In this application, some steps of the Cipolla/Esteban approach can be skipped because we can know the exact position of the camera relative to the model.

Where the camera-position-extraction thing really shines is in applications where you are using existing footage. At the SigGraph presentation, they were able to show old movie footage used to reconstruct 3D models of the set so that footage of modern actors or props could be inserted into the movie 100% automatically.

The 'killer app' for this is 'product placement'. For TV audiences with TiVo and an intolerance for conventional advertising, it's now very possible to digitally insert a 3D model of a modern product into a movie made 50 years ago.

Be afraid - be *very* afraid!
Would you care to share the scanner software with the Great Unwashed?

It'd make an interesting sideline for the RepRap project.

Vik :v)
Your might like project splinescan.
My code was a quick hack - it relies on LOTS of odd messy libraries I've cobbled together over the years. It'll take me a while to get it all together for release.

But my techniques and results are pretty much identical to the splinescan site (thanks for the link BTW - I didn't know about it).

I used a laser pointer - the most tricky part was to convert that into a laser line. Everyone recommends cylindrical lenses made from glass or acrylic rods - but I had very poor results with any samples I could get hold of.

I eventually ended up with a fresnel lens that I picked up on eBay which is one of the kind they use in barcode scanners in supermarkets.

If you wanted to do things a bit more mechanically, you could simply scan the laser up and down by tilting it...but spreading the light with a lens has the huge advantage of dramatically reducing the amount of energy in the laser light - so it's not so harmful to shine it into people's eyes...handy if you want to scan someone's face.
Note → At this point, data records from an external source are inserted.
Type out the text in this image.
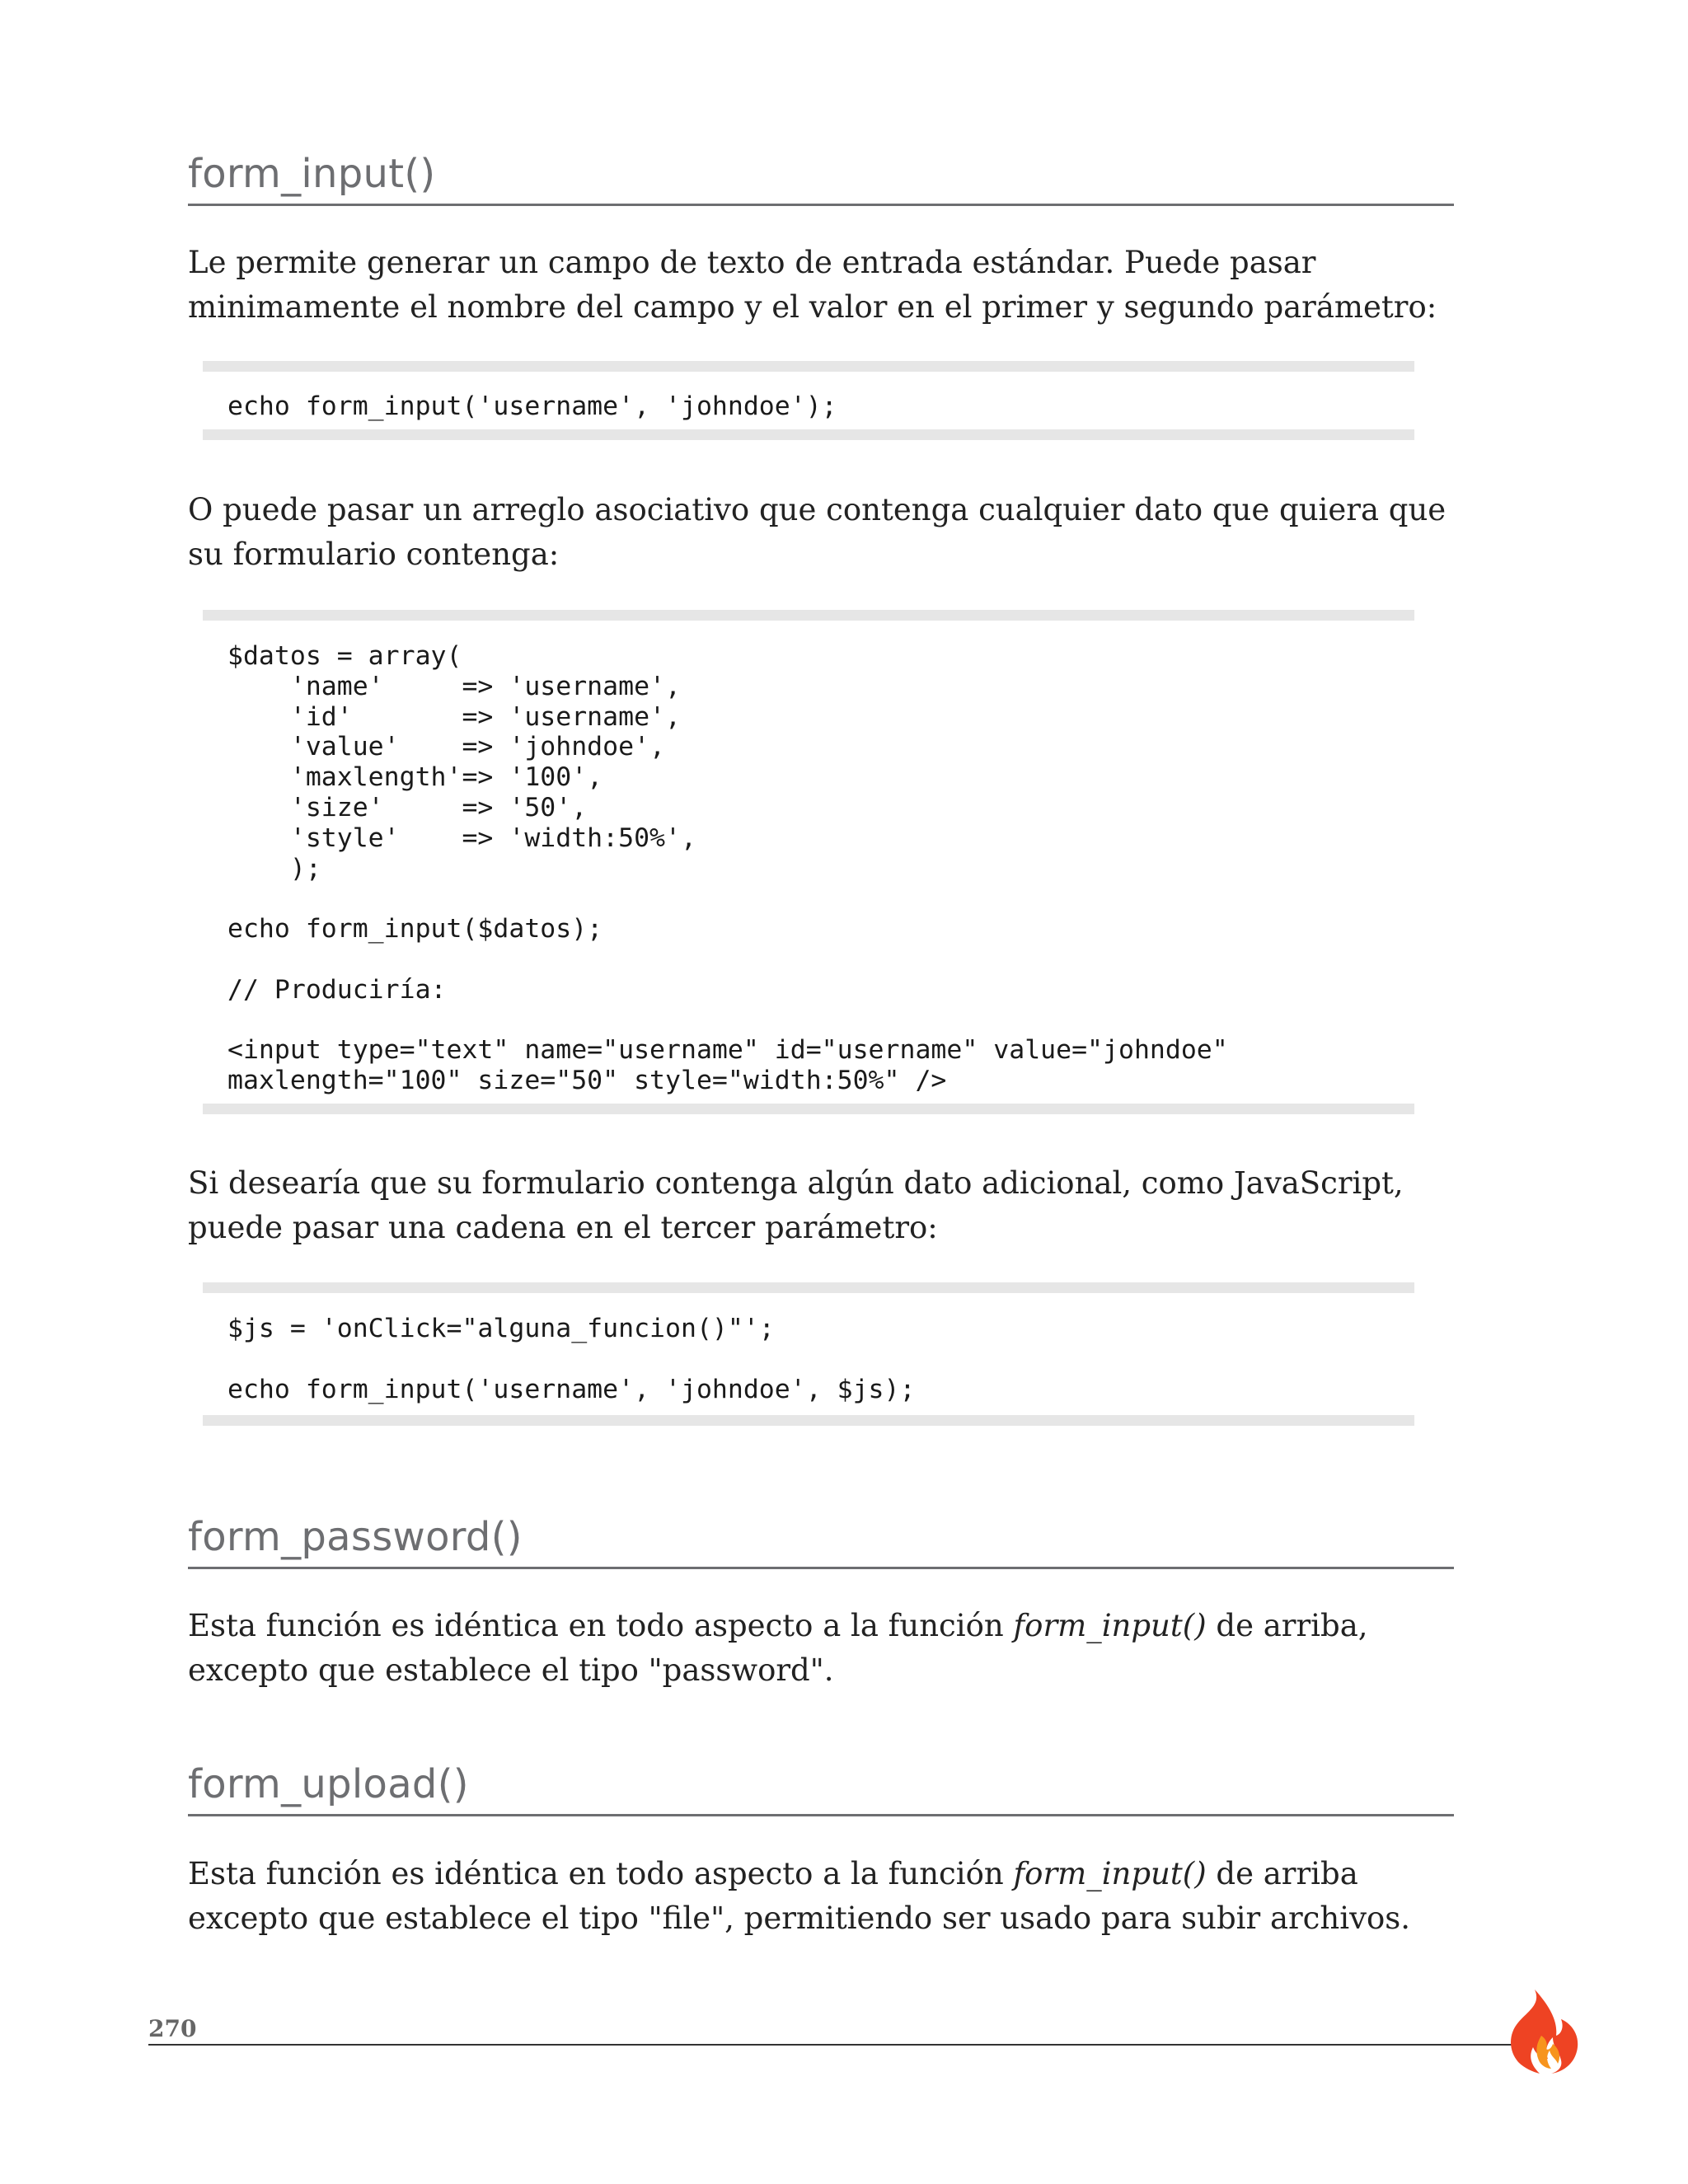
form_input()

Le permite generar un campo de texto de entrada estándar. Puede pasar minimamente el nombre del campo y el valor en el primer y segundo parámetro:

echo form_input('username', 'johndoe');

O puede pasar un arreglo asociativo que contenga cualquier dato que quiera que su formulario contenga:

$datos = array(
'name'     => 'username',
'id'       => 'username',
'value'    => 'johndoe',
'maxlength'=> '100',
'size'     => '50',
'style'    => 'width:50%',
);

echo form_input($datos);

// Produciría:

<input type="text" name="username" id="username" value="johndoe"
maxlength="100" size="50" style="width:50%" />

Si desearía que su formulario contenga algún dato adicional, como JavaScript, puede pasar una cadena en el tercer parámetro:

$js = 'onClick="alguna_funcion()"';

echo form_input('username', 'johndoe', $js);
form_password()

Esta función es idéntica en todo aspecto a la función form_input() de arriba, excepto que establece el tipo "password".

form_upload()

Esta función es idéntica en todo aspecto a la función form_input() de arriba excepto que establece el tipo "file", permitiendo ser usado para subir archivos.

270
I'll see about getting the code together - I have no problem with donating it to RepRap.
The code would be good. We can simplify things by using the turntable height controls to gradually lower the object each revolution, so no beam spread would be needed and spot movement would be linear.

My Mum is visiting, so I've not had much time to myself. Hopefully I'll get the head depositing again tonight. Just got to brace the nozzle better, fit a tray to catch spilt molten plastic, and arrange a crude 1 in 4 duty cycle for the extruder motor. Piece of cake :)

Vik :v)
Doing many, many revolutions of the turntable would slow the process down to a standstill. The software already has to analyse maybe 1000 images of almost a megabyte each. If we had a vertical resolution of a millimeter or so, it would take hundreds more passes.

Remember, we want uncompressed video here - otherwise the JPEG/MPEG compression artifacts kill you.

The MPEG encoding is particularly nasty because it attempts to discover consecutive frames that are almost the same and actually makes them the same to save space. That really messes up the algorithm and the MPEG optimisations make little flat spots all over the resulting 3D surface.

So using uncompressed video is best. But when you do that, you can easily get up to hundreds of gigabytes of stuff.

Hence, it's a better idea to grab as much information in a single revolution of the turntable. It makes the scanning orders of magnitude faster, the data requirements for the video orders of magnitude less - and the final calculation of the 3D surface also many hundreds of times faster.

It's worth buying a beam spreader for that (and the reduction in laser light intensity is a nice spin-off for safety with very shiney objects.